MRC Biostatistics Unit, University of Cambridge, Cambridge, United Kingdom.
Department of Epidemiology and Biostatistics, School of Public Health, St Mary's Hospital, Imperial College London, London, United Kingdom.
PLoS Genet. 2022 Jan 27;18(1):e1009975. doi: 10.1371/journal.pgen.1009975. eCollection 2022 Jan.
Clustering genetic variants based on their associations with different traits can provide insight into their underlying biological mechanisms. Existing clustering approaches typically group variants based on the similarity of their association estimates for various traits. We present a new procedure for clustering variants based on their proportional associations with different traits, which is more reflective of the underlying mechanisms to which they relate. The method is based on a mixture model approach for directional clustering and includes a noise cluster that provides robustness to outliers. The procedure performs well across a range of simulation scenarios. In an applied setting, clustering genetic variants associated with body mass index generates groups reflective of distinct biological pathways. Mendelian randomization analyses support that the clusters vary in their effect on coronary heart disease, including one cluster that represents elevated body mass index with a favourable metabolic profile and reduced coronary heart disease risk. Analysis of the biological pathways underlying this cluster identifies inflammation as potentially explaining differences in the effects of increased body mass index on coronary heart disease.
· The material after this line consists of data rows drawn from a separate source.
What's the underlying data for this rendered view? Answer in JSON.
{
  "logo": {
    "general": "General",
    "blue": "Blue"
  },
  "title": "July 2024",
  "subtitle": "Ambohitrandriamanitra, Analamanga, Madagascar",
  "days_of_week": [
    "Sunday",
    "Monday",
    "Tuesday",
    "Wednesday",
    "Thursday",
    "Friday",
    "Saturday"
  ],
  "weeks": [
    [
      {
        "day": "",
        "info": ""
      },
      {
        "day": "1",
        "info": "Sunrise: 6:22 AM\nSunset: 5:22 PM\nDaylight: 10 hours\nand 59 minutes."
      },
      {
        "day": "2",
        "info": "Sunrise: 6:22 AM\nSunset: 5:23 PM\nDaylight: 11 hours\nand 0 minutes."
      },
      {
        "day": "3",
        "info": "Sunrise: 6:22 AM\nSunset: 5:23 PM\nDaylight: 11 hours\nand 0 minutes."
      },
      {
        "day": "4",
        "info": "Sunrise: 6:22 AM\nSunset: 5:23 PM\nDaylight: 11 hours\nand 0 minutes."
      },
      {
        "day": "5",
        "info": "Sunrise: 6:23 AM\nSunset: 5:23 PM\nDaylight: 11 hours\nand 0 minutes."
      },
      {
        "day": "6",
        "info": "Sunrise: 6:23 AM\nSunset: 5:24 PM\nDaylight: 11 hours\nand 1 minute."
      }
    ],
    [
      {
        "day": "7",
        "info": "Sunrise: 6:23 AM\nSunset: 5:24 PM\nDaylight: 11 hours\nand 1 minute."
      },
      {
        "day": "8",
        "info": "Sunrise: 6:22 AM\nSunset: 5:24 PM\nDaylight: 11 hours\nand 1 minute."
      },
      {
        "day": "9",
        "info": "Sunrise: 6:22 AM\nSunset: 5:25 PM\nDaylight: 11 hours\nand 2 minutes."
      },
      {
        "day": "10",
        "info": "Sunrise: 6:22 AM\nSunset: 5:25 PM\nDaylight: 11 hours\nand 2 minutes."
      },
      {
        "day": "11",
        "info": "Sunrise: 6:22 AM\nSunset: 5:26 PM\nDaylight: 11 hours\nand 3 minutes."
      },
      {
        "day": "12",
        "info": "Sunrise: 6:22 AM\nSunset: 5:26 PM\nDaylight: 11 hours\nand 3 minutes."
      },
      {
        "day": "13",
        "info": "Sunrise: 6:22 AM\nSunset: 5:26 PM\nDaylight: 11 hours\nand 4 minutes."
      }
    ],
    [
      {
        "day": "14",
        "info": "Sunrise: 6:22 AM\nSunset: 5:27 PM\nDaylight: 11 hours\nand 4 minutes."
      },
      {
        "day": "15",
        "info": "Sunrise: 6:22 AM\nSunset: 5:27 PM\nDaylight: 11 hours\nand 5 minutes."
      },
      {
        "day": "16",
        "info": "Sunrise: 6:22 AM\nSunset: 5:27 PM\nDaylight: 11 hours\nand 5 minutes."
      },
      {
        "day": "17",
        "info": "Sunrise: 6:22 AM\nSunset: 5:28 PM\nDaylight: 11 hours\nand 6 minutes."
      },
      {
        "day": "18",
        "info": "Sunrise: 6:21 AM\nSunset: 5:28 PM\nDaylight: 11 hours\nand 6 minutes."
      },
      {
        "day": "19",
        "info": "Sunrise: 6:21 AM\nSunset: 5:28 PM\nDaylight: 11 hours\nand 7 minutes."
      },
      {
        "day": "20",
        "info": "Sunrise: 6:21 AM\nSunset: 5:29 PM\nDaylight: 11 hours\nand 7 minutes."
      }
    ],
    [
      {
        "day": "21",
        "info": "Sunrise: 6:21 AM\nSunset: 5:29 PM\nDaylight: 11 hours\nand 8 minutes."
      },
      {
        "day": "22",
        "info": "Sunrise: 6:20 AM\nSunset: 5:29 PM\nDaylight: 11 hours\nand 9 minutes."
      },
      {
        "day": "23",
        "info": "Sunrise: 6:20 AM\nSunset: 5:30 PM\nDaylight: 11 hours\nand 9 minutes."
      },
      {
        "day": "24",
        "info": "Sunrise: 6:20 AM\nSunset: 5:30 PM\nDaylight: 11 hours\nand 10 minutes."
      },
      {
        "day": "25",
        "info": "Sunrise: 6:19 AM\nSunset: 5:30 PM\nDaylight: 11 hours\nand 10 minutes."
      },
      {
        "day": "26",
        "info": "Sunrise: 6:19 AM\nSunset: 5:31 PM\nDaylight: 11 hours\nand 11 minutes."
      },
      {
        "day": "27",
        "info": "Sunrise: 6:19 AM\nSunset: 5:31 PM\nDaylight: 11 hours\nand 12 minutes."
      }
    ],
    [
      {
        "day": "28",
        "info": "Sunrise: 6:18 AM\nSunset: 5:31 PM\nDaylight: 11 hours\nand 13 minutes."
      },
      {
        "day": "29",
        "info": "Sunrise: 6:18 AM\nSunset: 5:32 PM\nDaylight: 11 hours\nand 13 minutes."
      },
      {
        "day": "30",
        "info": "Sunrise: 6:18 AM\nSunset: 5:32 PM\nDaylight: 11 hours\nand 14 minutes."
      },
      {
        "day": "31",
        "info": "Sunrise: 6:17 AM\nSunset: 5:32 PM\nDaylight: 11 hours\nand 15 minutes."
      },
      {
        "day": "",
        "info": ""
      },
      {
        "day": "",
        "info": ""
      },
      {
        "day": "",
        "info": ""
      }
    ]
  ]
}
基于与不同性状的关联对遗传变异进行聚类可以深入了解其潜在的生物学机制。现有的聚类方法通常基于各种性状的关联估计值的相似性来对变异进行分组。我们提出了一种新的基于与不同性状的比例关联来聚类变异的方法,该方法更能反映其相关的潜在机制。该方法基于用于定向聚类的混合模型方法,并包括一个噪声聚类,可增强对异常值的稳健性。该方法在一系列模拟场景中表现良好。在实际应用中,对与体重指数相关的遗传变异进行聚类可以生成反映不同生物学途径的组。孟德尔随机化分析支持这些聚类在其对冠心病的影响上存在差异,包括一个代表体重指数升高但代谢特征良好且冠心病风险降低的聚类。对该聚类的生物学途径进行分析表明,炎症可能解释了体重指数升高对冠心病的影响存在差异。